Não é claro que a Farfetch possa aceder a este montante sem aumentar a sua participação no YNAP. No entanto, a transação aproxima a Farfetch e a Richemont. O grupo suíço adota normalmente uma visão a longo prazo e o luxo online tem sido um elemento fundamental da sua visão estratégica desde há muitos anos. Tudo isto faz com que seja menos provável forçar o reembolso antecipado das notas convertíveis.
No entanto, para garantir que este aumento de vendas também reforce os lucros, a Farfetch tem de acelerar os seus planos de redução de custos, que já implicam a redução de postos de trabalho e a diminuição da sua área imobiliária, e reduzir o investimento ao estritamente necessário.
A empresa nomeou recentemente um novo diretor financeiro, mas o fundador e acionista maioritário, o economista português José Neves, continua a ser o presidente e o diretor executivo. Dada a dimensão da tarefa da Farfetch, seria sensato dividir estas funções. A nomeação de um presidente ou de um diretor executivo forte para trabalhar ao lado de Neves aumentaria a capacidade de gestão.
A equipa de topo deve começar imediatamente a simplificar a empresa, reafirmando a sua autoridade sobre a atividade principal de ligar compradores e vendedores de luxo.
O New Guards Group é o candidato mais óbvio para a alienação. Para além da licença da Off-White, também gere a marca de streetwear Palm Angels e é o parceiro da Reebok fora dos EUA. Embora o acordo com a Reebok deva gerar vendas significativas, envolve um pagamento de mais de 300 milhões de dólares ao longo dos próximos 11 anos.
A LVMH, proprietária do nome Off-White, tem o direito de adquirir a licença desta marca em 2026 e está em negociações com a Farfetch para a retomar, segundo a Miss Tweed, o site de notícias de luxo.
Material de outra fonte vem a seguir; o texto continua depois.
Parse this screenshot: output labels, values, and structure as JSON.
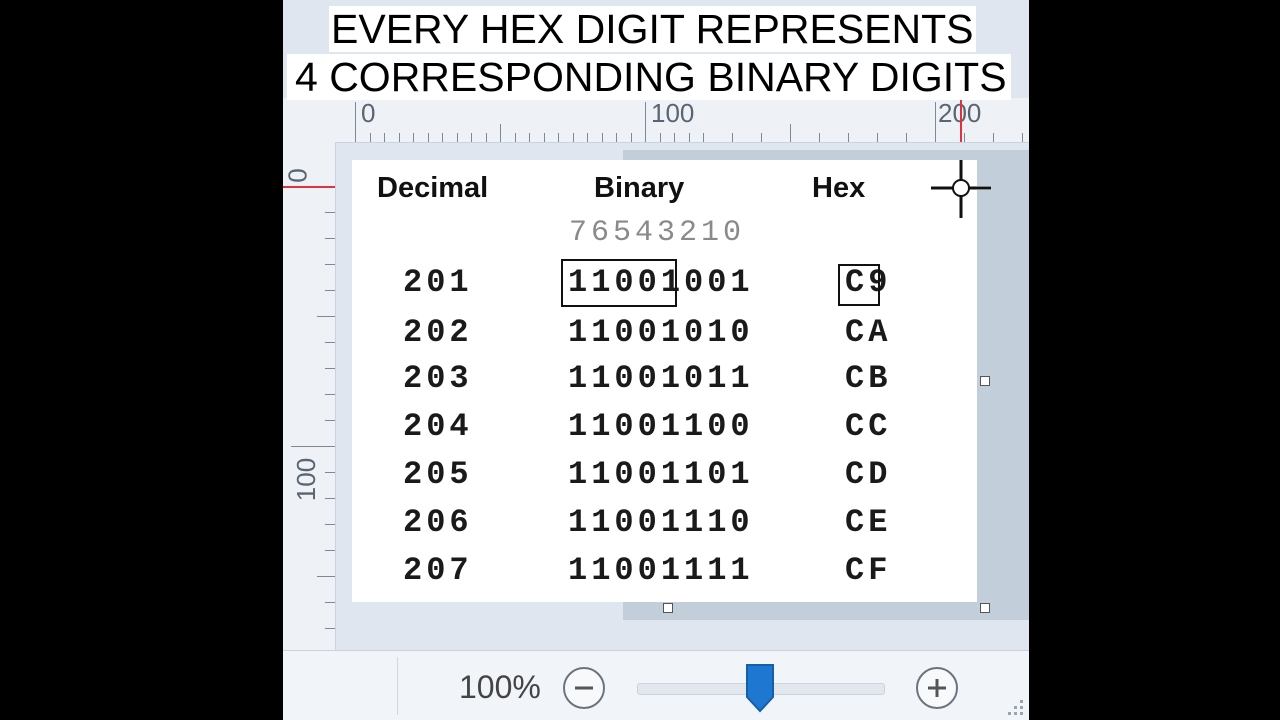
{
  "caption": {
    "line1": "EVERY HEX DIGIT REPRESENTS",
    "line2": "4 CORRESPONDING BINARY DIGITS"
  },
  "ruler_top": {
    "labels": [
      "0",
      "100",
      "200"
    ]
  },
  "ruler_left": {
    "labels": [
      "0",
      "100"
    ]
  },
  "table": {
    "headers": {
      "decimal": "Decimal",
      "binary": "Binary",
      "hex": "Hex"
    },
    "bit_indices": "76543210",
    "rows": [
      {
        "decimal": "201",
        "binary": "11001001",
        "hex": "C9"
      },
      {
        "decimal": "202",
        "binary": "11001010",
        "hex": "CA"
      },
      {
        "decimal": "203",
        "binary": "11001011",
        "hex": "CB"
      },
      {
        "decimal": "204",
        "binary": "11001100",
        "hex": "CC"
      },
      {
        "decimal": "205",
        "binary": "11001101",
        "hex": "CD"
      },
      {
        "decimal": "206",
        "binary": "11001110",
        "hex": "CE"
      },
      {
        "decimal": "207",
        "binary": "11001111",
        "hex": "CF"
      }
    ]
  },
  "statusbar": {
    "zoom_label": "100%",
    "zoom_level_percent": 100,
    "zoom_out_icon": "minus-circle-icon",
    "zoom_in_icon": "plus-circle-icon"
  },
  "colors": {
    "accent": "#1e78d2",
    "ruler_marker": "#e0333b",
    "caption_bg": "#ffffff"
  }
}
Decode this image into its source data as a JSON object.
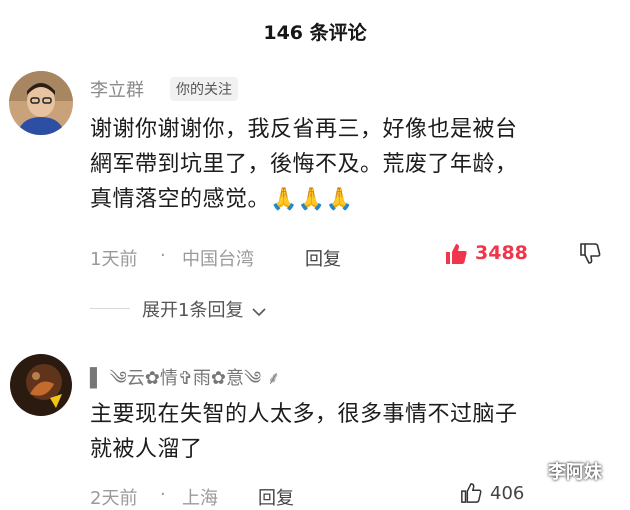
{
  "header": {
    "comment_count": "146",
    "title_suffix": "条评论"
  },
  "comments": [
    {
      "username": "李立群",
      "badge": "你的关注",
      "content_lines": [
        "谢谢你谢谢你，我反省再三，好像也是被台",
        "網军帶到坑里了，後悔不及。荒废了年龄，",
        "真情落空的感觉。"
      ],
      "emoji": "🙏🙏🙏",
      "time": "1天前",
      "location": "中国台湾",
      "reply_label": "回复",
      "likes": "3488",
      "expand_label": "展开1条回复"
    },
    {
      "username": "▌ ༄云✿情✞雨✿意༄ ⸙",
      "content_lines": [
        "主要现在失智的人太多，很多事情不过脑子",
        "就被人溜了"
      ],
      "time": "2天前",
      "location": "上海",
      "reply_label": "回复",
      "likes": "406"
    }
  ],
  "watermark": "李阿妹",
  "colors": {
    "like_active": "#f0364a",
    "meta_gray": "#9a9a9a"
  }
}
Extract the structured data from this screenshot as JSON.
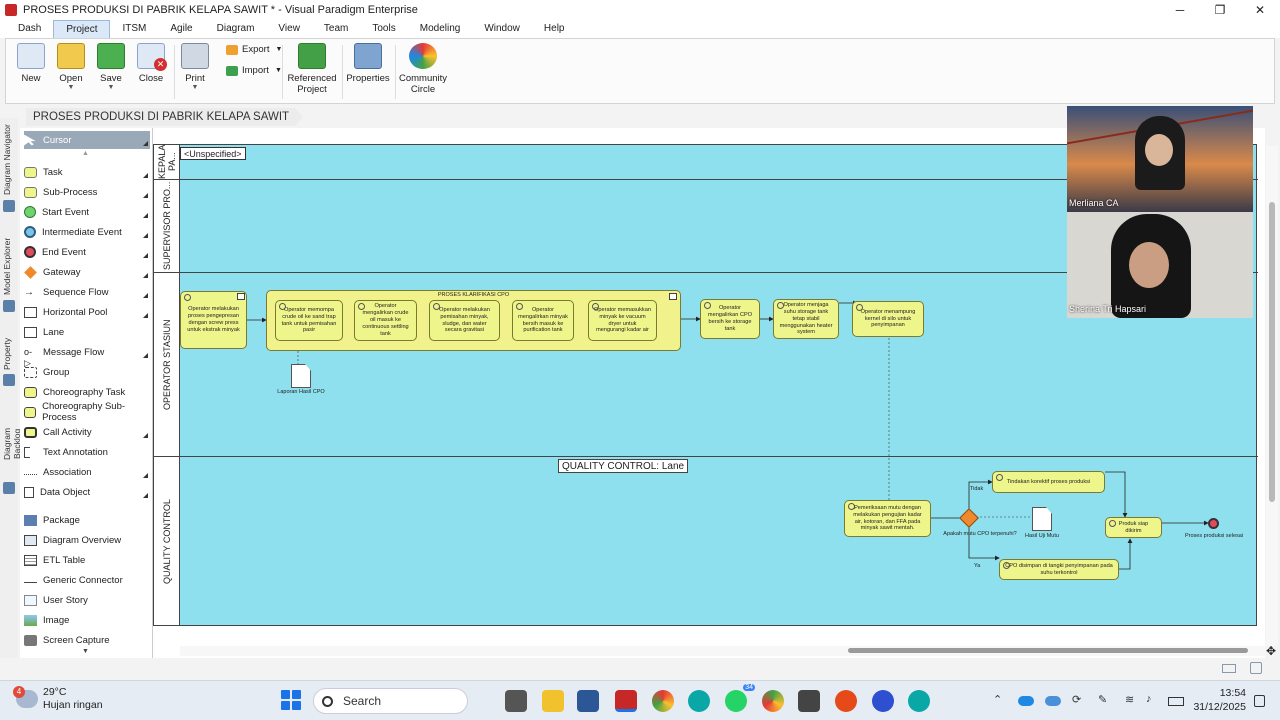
{
  "window": {
    "title": "PROSES PRODUKSI DI PABRIK KELAPA SAWIT * - Visual Paradigm Enterprise"
  },
  "menu": [
    "Dash",
    "Project",
    "ITSM",
    "Agile",
    "Diagram",
    "View",
    "Team",
    "Tools",
    "Modeling",
    "Window",
    "Help"
  ],
  "ribbon": {
    "new": "New",
    "open": "Open",
    "save": "Save",
    "close": "Close",
    "print": "Print",
    "export": "Export",
    "import": "Import",
    "referenced_project": "Referenced Project",
    "properties": "Properties",
    "community_circle": "Community Circle"
  },
  "breadcrumb": "PROSES PRODUKSI DI PABRIK KELAPA SAWIT",
  "side_tabs": [
    "Diagram Navigator",
    "Model Explorer",
    "Property",
    "Diagram Backlog"
  ],
  "palette": [
    "Cursor",
    "Task",
    "Sub-Process",
    "Start Event",
    "Intermediate Event",
    "End Event",
    "Gateway",
    "Sequence Flow",
    "Horizontal Pool",
    "Lane",
    "Message Flow",
    "Group",
    "Choreography Task",
    "Choreography Sub-Process",
    "Call Activity",
    "Text Annotation",
    "Association",
    "Data Object",
    "Package",
    "Diagram Overview",
    "ETL Table",
    "Generic Connector",
    "User Story",
    "Image",
    "Screen Capture"
  ],
  "diagram": {
    "pool_label": "<Unspecified>",
    "lanes": [
      "KEPALA PA...",
      "SUPERVISOR PRO...",
      "OPERATOR STASIUN",
      "QUALITY CONTROL"
    ],
    "subprocess_title": "PROSES KLARIFIKASI CPO",
    "tasks": {
      "t1": "Operator melakukan proses pengepresan dengan screw press untuk ekstrak minyak",
      "t2": "Operator memompa crude oil ke sand trap tank untuk pemisahan pasir",
      "t3": "Operator mengalirkan crude oil masuk ke continuous settling tank",
      "t4": "Operator melakukan pemisahan minyak, sludge, dan water secara gravitasi",
      "t5": "Operator mengalirkan minyak bersih masuk ke purification tank",
      "t6": "Operator memasukkan minyak ke vacuum dryer untuk mengurangi kadar air",
      "t7": "Operator mengalirkan CPO bersih ke storage tank",
      "t8": "Operator menjaga suhu storage tank tetap stabil menggunakan heater system",
      "t9": "Operator menampung kernel di silo untuk penyimpanan",
      "q1": "Pemeriksaan mutu dengan melakukan pengujian kadar air, kotoran, dan FFA pada minyak sawit mentah.",
      "q2": "Tindakan korektif proses produksi",
      "q3": "CPO disimpan di tangki penyimpanan pada suhu terkontrol",
      "q4": "Produk siap dikirim"
    },
    "data_objects": {
      "d1": "Laporan Hasil CPO",
      "d2": "Hasil Uji Mutu"
    },
    "gateway_label": "Apakah mutu CPO terpenuhi?",
    "flow_labels": {
      "no": "Tidak",
      "yes": "Ya"
    },
    "end_label": "Proses produksi selesai",
    "qc_lane_label": "QUALITY CONTROL: Lane"
  },
  "video": {
    "p1": "Merliana CA",
    "p2": "Sherina Tri Hapsari"
  },
  "taskbar": {
    "weather_temp": "29°C",
    "weather_desc": "Hujan ringan",
    "weather_badge": "4",
    "search": "Search",
    "whatsapp_badge": "34",
    "time": "13:54",
    "date": "31/12/2025"
  }
}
A icónica loja de moda Browns de Londres e o site associado também devem ser descarregados.
Se isto não conseguir colocar a Farfetch numa base mais firme, então terá pouca escolha senão levantar capital junto de investidores, incluindo potencialmente a Richemont, que deverá deter 12%-13% da Farfetch após a conclusão da primeira fase do negócio YNAP.
Outra opção seria a Richemont adquirir a Farfetch de imediato, numa repetição da transação de 2018, quando assumiu o controlo total da YNAP. Dado que o atual acordo para vender uma participação maioritária da YNAP visa livrar-se das perdas da retalhista online, este pode estar relutante em intervir.
Finalmente, a Farfetch poderia colocar-se à venda. Mas este não é o melhor momento para encontrar um comprador, dada a desaceleração do luxo, a pressão sobre as empresas tecnológicas e as taxas de juro mais elevadas, que restringem o poder de fogo do capital privado.
Nenhuma destas opções será fácil de executar. Mas sem uma ação radical, a entrega aos acionistas parece, bem, improvável.